Proposal Finalized for First Utility-Scale Solar-Wind Hybrid Farm

The first utility-scale solar-wind hybrid farm in the US is ready to go, if it gets approved by the community and the Los Angeles County Department of Regional Planning – where it just filed its proposal.  

Hybrids that combine the best of solar and wind technologies are a sign that renewable energy is maturing. Last week, we reported  on a small wind turbine/ solar combo that goes on sale this year.

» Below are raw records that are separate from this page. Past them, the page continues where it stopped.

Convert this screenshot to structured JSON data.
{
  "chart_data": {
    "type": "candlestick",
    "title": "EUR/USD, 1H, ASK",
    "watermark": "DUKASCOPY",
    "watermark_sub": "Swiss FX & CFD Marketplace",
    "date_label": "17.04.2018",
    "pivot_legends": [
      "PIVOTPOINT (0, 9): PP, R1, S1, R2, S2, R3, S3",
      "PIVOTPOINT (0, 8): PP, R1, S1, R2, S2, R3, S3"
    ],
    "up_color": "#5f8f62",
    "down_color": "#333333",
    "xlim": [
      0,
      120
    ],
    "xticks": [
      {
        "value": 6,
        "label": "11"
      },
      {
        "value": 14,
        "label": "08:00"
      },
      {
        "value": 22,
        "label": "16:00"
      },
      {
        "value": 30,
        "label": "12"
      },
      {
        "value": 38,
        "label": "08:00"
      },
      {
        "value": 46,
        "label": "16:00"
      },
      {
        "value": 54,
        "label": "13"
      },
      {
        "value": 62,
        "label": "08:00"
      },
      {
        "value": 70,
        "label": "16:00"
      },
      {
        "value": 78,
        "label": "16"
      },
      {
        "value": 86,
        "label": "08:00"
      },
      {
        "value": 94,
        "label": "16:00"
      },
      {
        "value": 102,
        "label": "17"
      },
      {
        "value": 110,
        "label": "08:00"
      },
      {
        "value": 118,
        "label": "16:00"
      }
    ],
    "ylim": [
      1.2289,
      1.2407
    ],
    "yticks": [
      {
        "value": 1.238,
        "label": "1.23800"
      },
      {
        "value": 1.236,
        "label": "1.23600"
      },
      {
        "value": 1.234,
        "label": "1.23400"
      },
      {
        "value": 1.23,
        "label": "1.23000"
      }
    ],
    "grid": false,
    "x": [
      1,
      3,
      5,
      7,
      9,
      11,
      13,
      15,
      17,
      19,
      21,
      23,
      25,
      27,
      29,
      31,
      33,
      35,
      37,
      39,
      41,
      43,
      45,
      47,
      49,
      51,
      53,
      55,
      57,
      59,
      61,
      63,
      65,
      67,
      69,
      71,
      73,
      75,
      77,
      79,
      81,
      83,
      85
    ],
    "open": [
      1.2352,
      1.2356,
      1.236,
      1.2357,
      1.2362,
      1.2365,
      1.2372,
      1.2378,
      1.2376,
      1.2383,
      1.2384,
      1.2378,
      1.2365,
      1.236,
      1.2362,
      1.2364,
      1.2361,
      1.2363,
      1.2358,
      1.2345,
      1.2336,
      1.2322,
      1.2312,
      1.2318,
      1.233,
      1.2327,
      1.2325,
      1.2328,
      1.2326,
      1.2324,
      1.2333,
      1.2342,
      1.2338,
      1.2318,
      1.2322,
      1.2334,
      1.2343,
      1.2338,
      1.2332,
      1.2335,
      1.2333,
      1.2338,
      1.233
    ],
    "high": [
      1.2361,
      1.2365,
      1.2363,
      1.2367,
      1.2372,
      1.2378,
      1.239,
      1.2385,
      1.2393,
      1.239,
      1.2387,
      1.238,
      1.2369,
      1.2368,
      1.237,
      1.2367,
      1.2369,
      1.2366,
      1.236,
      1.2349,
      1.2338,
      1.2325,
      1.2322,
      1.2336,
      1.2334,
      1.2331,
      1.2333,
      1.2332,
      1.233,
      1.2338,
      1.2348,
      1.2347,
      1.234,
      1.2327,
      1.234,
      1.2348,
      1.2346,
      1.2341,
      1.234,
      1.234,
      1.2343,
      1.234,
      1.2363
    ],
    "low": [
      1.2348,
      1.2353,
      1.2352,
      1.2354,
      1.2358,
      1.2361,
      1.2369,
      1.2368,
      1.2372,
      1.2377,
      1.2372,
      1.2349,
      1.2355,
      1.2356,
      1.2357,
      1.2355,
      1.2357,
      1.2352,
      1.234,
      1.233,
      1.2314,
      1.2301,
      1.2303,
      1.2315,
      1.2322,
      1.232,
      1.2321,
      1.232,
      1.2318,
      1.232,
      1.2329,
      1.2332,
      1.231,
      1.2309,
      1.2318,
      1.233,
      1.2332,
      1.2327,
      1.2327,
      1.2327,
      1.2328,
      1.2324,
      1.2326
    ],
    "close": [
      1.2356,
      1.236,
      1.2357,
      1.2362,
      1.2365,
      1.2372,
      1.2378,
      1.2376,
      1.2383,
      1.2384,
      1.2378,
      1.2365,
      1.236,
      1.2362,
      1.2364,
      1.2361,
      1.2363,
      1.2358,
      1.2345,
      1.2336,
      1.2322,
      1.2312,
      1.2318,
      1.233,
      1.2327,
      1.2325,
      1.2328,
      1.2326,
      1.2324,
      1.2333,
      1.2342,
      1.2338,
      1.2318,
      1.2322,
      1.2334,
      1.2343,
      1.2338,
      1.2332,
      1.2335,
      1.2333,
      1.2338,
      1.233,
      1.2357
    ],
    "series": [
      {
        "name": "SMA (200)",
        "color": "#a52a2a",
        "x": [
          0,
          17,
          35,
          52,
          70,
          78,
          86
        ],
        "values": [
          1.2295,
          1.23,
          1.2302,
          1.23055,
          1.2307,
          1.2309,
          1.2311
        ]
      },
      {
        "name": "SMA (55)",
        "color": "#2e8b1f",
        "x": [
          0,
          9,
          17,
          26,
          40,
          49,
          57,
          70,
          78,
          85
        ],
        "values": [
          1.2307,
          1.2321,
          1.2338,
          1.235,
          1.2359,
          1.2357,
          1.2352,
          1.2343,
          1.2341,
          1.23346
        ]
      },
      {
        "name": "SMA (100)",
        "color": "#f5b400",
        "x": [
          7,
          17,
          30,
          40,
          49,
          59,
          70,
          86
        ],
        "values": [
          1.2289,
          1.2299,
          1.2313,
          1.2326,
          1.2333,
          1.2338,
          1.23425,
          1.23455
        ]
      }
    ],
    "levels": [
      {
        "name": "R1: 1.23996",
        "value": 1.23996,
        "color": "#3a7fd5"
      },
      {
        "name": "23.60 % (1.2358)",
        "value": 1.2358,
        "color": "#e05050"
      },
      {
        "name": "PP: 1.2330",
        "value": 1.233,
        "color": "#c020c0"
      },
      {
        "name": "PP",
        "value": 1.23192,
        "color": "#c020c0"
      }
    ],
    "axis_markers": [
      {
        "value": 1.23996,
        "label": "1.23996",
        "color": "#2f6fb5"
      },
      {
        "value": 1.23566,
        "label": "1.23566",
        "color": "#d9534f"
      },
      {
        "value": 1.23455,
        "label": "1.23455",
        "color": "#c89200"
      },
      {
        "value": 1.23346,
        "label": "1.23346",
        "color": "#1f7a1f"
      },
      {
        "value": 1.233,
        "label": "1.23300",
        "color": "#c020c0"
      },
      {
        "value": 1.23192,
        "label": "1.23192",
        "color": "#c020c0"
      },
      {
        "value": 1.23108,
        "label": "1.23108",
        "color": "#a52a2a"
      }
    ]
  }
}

This week, Element Power finalized its proposal for the Wildflower Renewable Energy Farm in California’s Antelope Valley, an area that has some of the strongest, most consistent on-peak winds and sun resources in California. The site is 70 miles north of Los Angeles near transmission lines.

The 250 MW farm would deliver 100 MW of solar and 150 MW of wind, enough to power more than 70,000 California homes.

But the farm would be built on 3700 acres – now used as a horse ranch – and would undoubtedly encounter local opposition.

Element wisely proposes to build on only 840 acres – 22% of the total – leaving the rest of the land for habitat and recreation.

Over the course of a year, Element surveyed the land, studying how wildlife use it, and developed the site to avoid disturbing habitat while maximizing its renewable energy potential.

Based on the topography and wind resources, Element proposes the most intensive development on the northern portion flanked by conservation areas.  It includes 300-foot wide wildlife migration and movement corridors, and a network of hiking and horseback riding trails.

In an effort to disturb as little land as possible, Element kept solar away from the south, because siting huge 1 MW solar arrays would require extensive grading of land. Instead, it put solar completely on the flatter north interspersed with 33 very large 3 MW wind turbines, spread wide apart. 17 more turbines will be in the southern farm.

The design avoids what communities hate: huge areas dense with turbines. Today, much larger turbines can provide more energy with fewer turbines spread out over large areas. For example, there will be just 5 turbines on 500 acres in one section – leaving 1000 acres permanently undeveloped and left for wildlife movement.

In contrast, a wind farm under construction in the Northeast Kingdom of Vermont is siting of 21, 450 foot-high wind turbines along a scenic ridgeline, resulting in protests. The wind farm is in wilderness, requiring large amounts of acreage to be destroyed.

The Wildflower project is expected to create over 300 jobs during construction, in an area where the unemployment rate runs as high as 17%.

Private-equity backed Element Power has quietly amassed a nearly 4 gigawatt portfolio of wind and solar assets across 25 US states in the last year, the company says. It’s currently building the 50 MW Macho Springs Wind Farm in New Mexico.